The curation of the exhibition, undertaken by Jason Smith, chronicles the early fascination of Arkley with the tools of his trade, showing exercises which work through the different effects to be achieved with the airbrush. We progress past the intricate iron work of front doors, ruminating on Guimard’s Parisian Métropolitain gates, to extensions into the ‘real’ in 3-dimensional seating which plays with perspective, form, and function in inimitable style – what is real, what is model? how do utilitarianism and art coincide? The outside walls of the exhibition explore Arkley’s exteriors (his ‘bloody house paintings,’ said in a moment of exasperation that this would be his legacy), and his fascination with masks. The inside walls perhaps mirror his concerns more closely: the interiors show different settings on the familiar, along side his famous, and thought to be autobiographical work on heroin use, an addiction which brought about his untimely death in 1999, months after world-wide recognition at the Venice Biennale, La Biennale di Venezia.

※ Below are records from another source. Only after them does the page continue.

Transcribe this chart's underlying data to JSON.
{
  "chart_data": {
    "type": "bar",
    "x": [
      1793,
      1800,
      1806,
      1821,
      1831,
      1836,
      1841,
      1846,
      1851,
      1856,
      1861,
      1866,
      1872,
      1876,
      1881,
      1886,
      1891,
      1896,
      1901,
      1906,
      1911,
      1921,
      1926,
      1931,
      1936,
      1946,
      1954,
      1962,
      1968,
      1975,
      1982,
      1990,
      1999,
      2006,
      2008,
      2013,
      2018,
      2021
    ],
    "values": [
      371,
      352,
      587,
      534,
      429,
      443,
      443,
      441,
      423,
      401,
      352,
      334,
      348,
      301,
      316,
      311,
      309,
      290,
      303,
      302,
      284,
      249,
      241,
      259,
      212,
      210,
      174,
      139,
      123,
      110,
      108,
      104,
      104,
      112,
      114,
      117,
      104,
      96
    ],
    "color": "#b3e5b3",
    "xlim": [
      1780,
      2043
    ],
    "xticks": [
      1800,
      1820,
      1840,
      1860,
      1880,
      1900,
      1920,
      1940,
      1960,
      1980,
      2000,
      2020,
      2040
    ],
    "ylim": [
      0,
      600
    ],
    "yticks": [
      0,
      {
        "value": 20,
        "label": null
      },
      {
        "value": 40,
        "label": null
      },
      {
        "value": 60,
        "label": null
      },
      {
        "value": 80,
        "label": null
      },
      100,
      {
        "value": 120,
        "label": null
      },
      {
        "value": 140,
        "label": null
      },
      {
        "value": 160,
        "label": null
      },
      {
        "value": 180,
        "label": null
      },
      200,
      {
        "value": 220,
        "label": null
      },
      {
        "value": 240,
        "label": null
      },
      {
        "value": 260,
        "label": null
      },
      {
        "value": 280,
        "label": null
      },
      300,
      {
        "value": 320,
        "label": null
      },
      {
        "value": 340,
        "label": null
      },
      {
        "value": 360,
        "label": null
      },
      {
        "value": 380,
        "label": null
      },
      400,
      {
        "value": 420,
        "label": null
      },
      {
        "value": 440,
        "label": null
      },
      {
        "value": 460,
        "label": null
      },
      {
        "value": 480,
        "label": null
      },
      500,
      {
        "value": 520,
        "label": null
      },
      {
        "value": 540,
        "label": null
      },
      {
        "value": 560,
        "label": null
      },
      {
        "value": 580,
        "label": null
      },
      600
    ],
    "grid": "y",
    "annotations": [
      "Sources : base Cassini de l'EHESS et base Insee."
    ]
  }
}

The centrepiece of the exhibition could be said to be the collaborative piece ‘Blue Chip Instant Decorator’ (1990/1991), completed with Juan Davila for an exhibition in Tolarno Galleries, South Yarra. Whereas Davila’s politics are brutally obvious, Arkley’s are embedded, folded in the patterning and vanishing behind the veneers. Yet, there is a clear statement about commodification of art here and the evacuation of all socio-cultural meaning at the hands of art dealers.

We circle in recombinations and reorderings across a range of visual stimuli in this exhibition, where types are elaborated upon and memes mesmerise. Arkley offers a panorama of immersive entertainment and enlightenment as settings unsettle. These are the landscapes of the twentieth century, where we reflect upon identity and belonging. Arkley positions us to re-evaluate the great Australian dream, served over tea and scones. The back corner is dedicated to a powerful industrial landscape which will no doubt find particular resonance with those who think globally. What is it to be local? As politicians wend their way through marginal electorates, now is certainly the time to recast our gaze.